A Hamiltonian Path Problem (MA6433 Assignment)
For MA6433 (Graph Theory), one of the tasks was to create a problem.
Here is the problem I created for it: How many non-isomorphic graphs of $1 \leq n \leq 2022$ edges and $\binom{n-1}{2}$ edges contain a Hamiltonian path?
Solution
Answer: $2021$
The main idea is to use Ore’s theorem on a subgraph of $n-1$ vertices to obtain a Hamiltonian cycle and then perform surgery to get a Hamiltonian path. The details are not very interesting.
For reference, Ore’s theorem is that a simple graph with $n \geq 3$ vertices contains a Hamiltonian cycle if, for every pair of non-adjacent vertices, the sum of their degrees is at least $n$.
First, check all small graphs with $n \leq 3$. From here, assume $n \geq 4$.
If the graph was $K_{n-1} + K_1$, obviously there would not be any Hamiltonian paths since the graph is disconnected. Otherwise, we can prove that there always exists a Hamiltonian path.

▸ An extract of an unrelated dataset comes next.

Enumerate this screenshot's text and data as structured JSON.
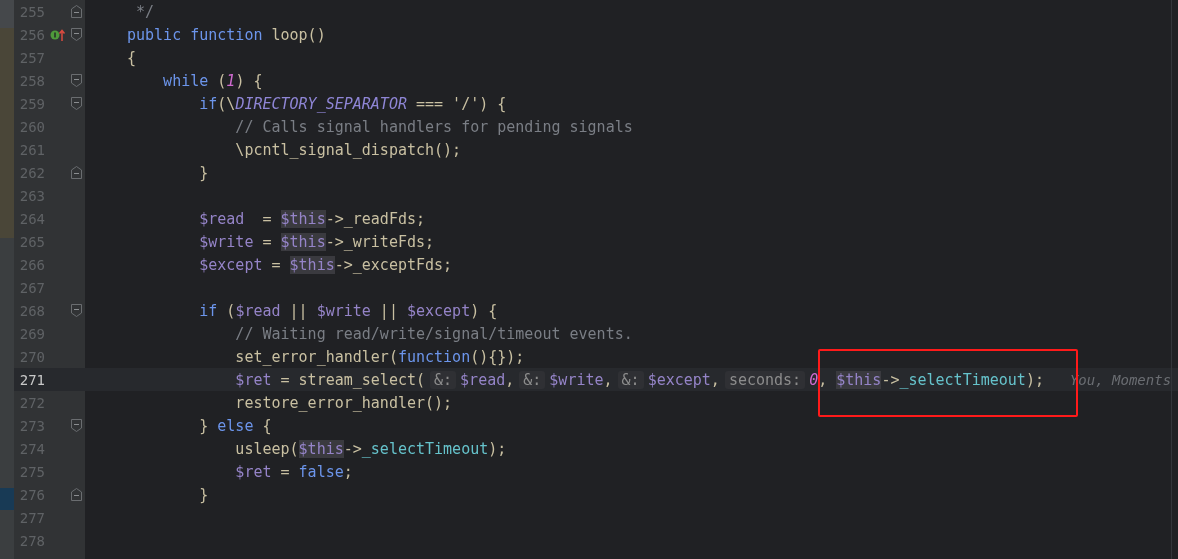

Let $v$ be the vertex with the minimum degree $\Delta$. Note that $\Delta < n-1$, or else the graph is complete.
We will split into the cases:
- Case $1$: $1 \leq \Delta \leq n-3$
- Case $2$: $\Delta = n-2$
Case $1$:
After removing $v$, the graph has $n-1$ vertices and at least $\binom{n-1}{2} - (n-3)$ edges.
Suppose the condition for Ore’s theorem is false and there is two non-adjacent vertices with their sum of degrees being less than $n-1$, that means the graph has at most $\binom{n-1}{2} - (2n-3) + (n-1) = \binom{n-1}{2} - (n-2)$ edges, which contradicts our previous assumption.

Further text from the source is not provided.